Yield Chasers Starting to Flee Junk Bond ETFs

November 14th at 2:01pm by John Spence

Investors stretching for yield have flocked to junk bond ETFs this year but now the flows are starting to reverse as the funds drop below their 50-day moving average for the first time since June on worries over the economy and U.S. fiscal cliff.

So far in November, investors have pulled $458.7 million from iShares iBoxx High Yield Corporate Bond (NYSEArca: HYG) and $107.7 million from SPDR Barclays High Yield Bond (NYSEArca: JNK), according to IndexUniverse data.

In fact, HYG saw record outflows on Tuesday with high-yield ETFs on track for their first down month since May, Bloomberg News reports.

Investors yanked $218.9 million from the BlackRock-managed fund yesterday, the biggest daily withdrawal in the five-year history of the largest high-yield ETF.

“The five largest junk-bond ETFs, which allow investors to speculate on the securities without actually owning them, have lost $1.97 billion of assets since Sept. 20 as investors wager that a four-year rally in the debt is running out of steam,” Bloomberg reports.

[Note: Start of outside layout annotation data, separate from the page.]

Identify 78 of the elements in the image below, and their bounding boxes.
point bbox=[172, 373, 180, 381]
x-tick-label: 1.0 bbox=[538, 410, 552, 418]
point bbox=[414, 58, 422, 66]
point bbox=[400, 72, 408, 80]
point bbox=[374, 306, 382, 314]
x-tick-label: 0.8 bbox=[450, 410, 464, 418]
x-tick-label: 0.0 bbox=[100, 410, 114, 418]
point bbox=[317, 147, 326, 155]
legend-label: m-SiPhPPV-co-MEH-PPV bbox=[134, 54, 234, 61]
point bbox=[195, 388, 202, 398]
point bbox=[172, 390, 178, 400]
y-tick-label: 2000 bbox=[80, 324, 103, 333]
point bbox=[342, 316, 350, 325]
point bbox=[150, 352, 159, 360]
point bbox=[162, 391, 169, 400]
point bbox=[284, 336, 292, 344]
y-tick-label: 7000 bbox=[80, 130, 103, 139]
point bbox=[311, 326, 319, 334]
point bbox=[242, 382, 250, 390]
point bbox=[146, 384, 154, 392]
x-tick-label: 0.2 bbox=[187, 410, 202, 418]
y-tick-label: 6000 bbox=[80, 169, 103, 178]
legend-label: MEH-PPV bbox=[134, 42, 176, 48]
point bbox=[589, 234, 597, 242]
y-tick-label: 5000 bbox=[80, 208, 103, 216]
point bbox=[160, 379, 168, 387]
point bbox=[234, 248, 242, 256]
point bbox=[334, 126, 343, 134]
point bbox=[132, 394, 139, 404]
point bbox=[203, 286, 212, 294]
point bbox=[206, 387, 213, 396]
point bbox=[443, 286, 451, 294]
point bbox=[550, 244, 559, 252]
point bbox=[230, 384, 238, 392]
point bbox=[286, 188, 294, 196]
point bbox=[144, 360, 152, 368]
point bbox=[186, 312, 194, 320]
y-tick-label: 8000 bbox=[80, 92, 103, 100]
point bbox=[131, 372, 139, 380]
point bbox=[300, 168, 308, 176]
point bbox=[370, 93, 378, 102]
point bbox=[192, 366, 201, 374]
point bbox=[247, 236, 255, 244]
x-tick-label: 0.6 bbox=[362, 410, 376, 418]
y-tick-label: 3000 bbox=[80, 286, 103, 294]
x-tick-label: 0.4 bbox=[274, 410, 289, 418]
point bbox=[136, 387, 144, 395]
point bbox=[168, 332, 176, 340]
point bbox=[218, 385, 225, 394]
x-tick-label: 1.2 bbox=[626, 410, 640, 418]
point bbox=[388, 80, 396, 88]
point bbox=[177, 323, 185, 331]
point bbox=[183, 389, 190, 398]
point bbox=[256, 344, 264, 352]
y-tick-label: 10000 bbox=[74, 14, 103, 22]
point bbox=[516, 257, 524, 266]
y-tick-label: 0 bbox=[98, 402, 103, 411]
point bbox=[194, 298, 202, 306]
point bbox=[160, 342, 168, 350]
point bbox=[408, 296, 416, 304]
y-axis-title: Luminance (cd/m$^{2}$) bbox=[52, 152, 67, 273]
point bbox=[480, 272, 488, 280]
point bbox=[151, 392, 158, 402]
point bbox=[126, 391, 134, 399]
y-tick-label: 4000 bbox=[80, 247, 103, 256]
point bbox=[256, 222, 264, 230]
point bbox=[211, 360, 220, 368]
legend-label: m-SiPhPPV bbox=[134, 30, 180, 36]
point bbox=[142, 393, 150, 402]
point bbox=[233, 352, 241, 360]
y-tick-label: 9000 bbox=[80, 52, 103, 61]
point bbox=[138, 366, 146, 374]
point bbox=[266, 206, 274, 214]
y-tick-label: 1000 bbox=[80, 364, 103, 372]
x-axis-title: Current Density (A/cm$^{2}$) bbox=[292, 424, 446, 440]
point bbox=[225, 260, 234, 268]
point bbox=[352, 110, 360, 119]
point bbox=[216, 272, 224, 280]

U.S. junk bonds were up about 13% year to date through October.

‘Looking tired’

Junk bond ETFs invest in speculative grade corporate debt and carry higher yields to compensate investors for the risk. They have appealed to investors seeking income in a low-interest-rate environment.

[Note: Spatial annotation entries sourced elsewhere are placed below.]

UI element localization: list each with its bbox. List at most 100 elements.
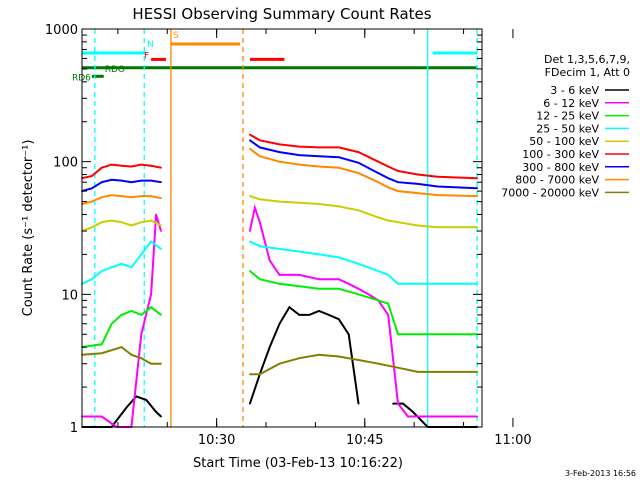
data-point [426, 415, 429, 418]
data-point [140, 195, 143, 198]
data-point [476, 371, 478, 373]
data-point [268, 346, 271, 348]
data-point [150, 362, 153, 365]
series-line [82, 214, 162, 428]
data-point [120, 195, 123, 198]
data-point [249, 402, 251, 405]
data-point [268, 259, 271, 262]
data-point [150, 219, 153, 222]
data-point [110, 194, 113, 197]
data-point [298, 154, 301, 157]
legend-label-3-6-kev: 3 - 6 keV [550, 84, 599, 97]
data-point [140, 253, 143, 256]
data-point [249, 373, 251, 376]
data-point [476, 187, 478, 190]
chart-title: HESSI Observing Summary Count Rates [132, 5, 431, 23]
data-point [120, 346, 123, 348]
data-point [357, 209, 360, 212]
legend-header-line: Det 1,3,5,6,7,9, [544, 53, 630, 66]
data-point [387, 165, 390, 168]
data-point [298, 250, 301, 253]
data-point [140, 221, 143, 224]
data-point [397, 366, 399, 369]
data-point [150, 164, 153, 167]
data-point [407, 415, 409, 418]
data-point [357, 402, 360, 405]
data-point [140, 163, 143, 166]
data-point [120, 262, 123, 265]
y-tick-label: 1 [70, 421, 78, 436]
series-50-100-kev [81, 195, 478, 232]
data-point [416, 192, 419, 195]
data-point [91, 175, 93, 177]
data-point [397, 190, 399, 193]
data-point [249, 139, 251, 142]
y-tick-label: 100 [53, 156, 78, 171]
data-point [347, 282, 350, 285]
data-point [377, 362, 380, 365]
data-point [100, 196, 103, 199]
data-point [397, 402, 399, 405]
data-point [150, 240, 153, 243]
data-point [278, 248, 281, 250]
y-tick-label: 1000 [45, 23, 78, 38]
data-point [91, 187, 93, 190]
legend-label-100-300-kev: 100 - 300 keV [522, 148, 599, 161]
data-point [100, 343, 103, 346]
legend-label-800-7000-kev: 800 - 7000 keV [515, 174, 599, 187]
x-tick-label: 10:45 [346, 433, 383, 448]
flag-label-n: N [147, 40, 154, 50]
data-point [337, 205, 340, 208]
data-point [130, 224, 133, 227]
series-layer [81, 133, 478, 428]
x-tick-label: 10:30 [198, 433, 235, 448]
data-point [110, 266, 113, 269]
data-point [125, 406, 128, 409]
data-point [357, 172, 360, 175]
data-point [160, 181, 162, 184]
data-point [110, 219, 113, 222]
data-point [130, 181, 133, 184]
data-point [91, 200, 93, 203]
data-point [100, 221, 103, 224]
data-point [120, 314, 123, 316]
data-point [387, 302, 390, 305]
data-point [130, 353, 133, 356]
data-point [397, 282, 399, 285]
data-point [100, 166, 103, 169]
data-point [298, 274, 301, 276]
data-point [100, 270, 103, 272]
plot-frame [81, 28, 483, 428]
data-point [150, 179, 153, 182]
data-point [318, 146, 320, 149]
data-point [377, 181, 380, 184]
flag-label-rdo: RDO [105, 65, 125, 75]
data-point [436, 185, 439, 188]
series-line [248, 305, 360, 404]
data-point [258, 278, 261, 281]
data-point [357, 359, 360, 361]
data-point [328, 314, 330, 316]
data-point [278, 322, 281, 325]
series-line [249, 353, 478, 376]
data-point [318, 287, 320, 290]
flag-label-f: F [144, 51, 149, 61]
data-point [150, 195, 153, 198]
data-point [258, 139, 261, 142]
data-point [416, 333, 419, 336]
data-point [120, 179, 123, 182]
data-point [258, 373, 261, 376]
data-point [318, 353, 320, 356]
data-point [298, 201, 301, 204]
data-point [160, 166, 162, 169]
data-point [436, 282, 439, 285]
data-point [110, 178, 113, 181]
data-point [278, 362, 281, 365]
data-point [416, 224, 419, 227]
data-point [278, 143, 281, 146]
data-point [436, 333, 439, 336]
data-point [476, 195, 478, 198]
legend-label-12-25-kev: 12 - 25 keV [536, 110, 599, 123]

Although high-yield ETFs have been popular this year, there are signs investors are growing wary of the asset class. [High-Yield Investors Moving Into Bank Loan ETFs]

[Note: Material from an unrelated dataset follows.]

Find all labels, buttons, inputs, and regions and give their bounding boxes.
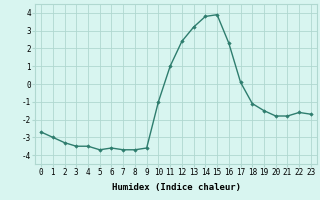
X-axis label: Humidex (Indice chaleur): Humidex (Indice chaleur) [111,183,241,192]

Some analysts are worried high-yield ETFs are helping to foster a bubble in speculative-grade corporate debt with strong demand pushing yields to record lows. [‘Hot Money’ Drives Junk Bond ETF Yields to ‘Surreal’ Lows]

Meanwhile, fears over an earnings slowdown and possible recession in the wake of the presidential election could be hurting high-yield ETFs after their strong rally.

“Just as the stock market rally suddenly is looking tired and vulnerable, the surge in prices for riskier corporate debt appears to have run its course. The space is probably a victim of its success as much as it is endangered by an uncertain time ahead, analysts say,” reports Jeff Cox at CNBC.com.

However, the alternatives in bond ETFs aren’t very attractive with 10-year Treasury notes yielding a paltry 1.6%.

“There’s been a lot of verbiage from various big gurus saying high yield is overvalued, don’t touch it with a 10-foot pole,” said Marilyn Cohen at Envision Capital Management in the CNBC story. “My counter to that is, ‘All right, so you’re going to sit in cash or T-bills or corporate bonds, which are trading at lower yields than Treasurys.’”

iShares iBoxx High Yield Corporate Bond

Full disclosure: Tom Lydon’s clients own HYG and JNK.

The opinions and forecasts expressed herein are solely those of John Spence, and may not actually come to pass. Information on this site should not be used or construed as an offer to sell, a solicitation of an offer to buy, or a recommendation for any product.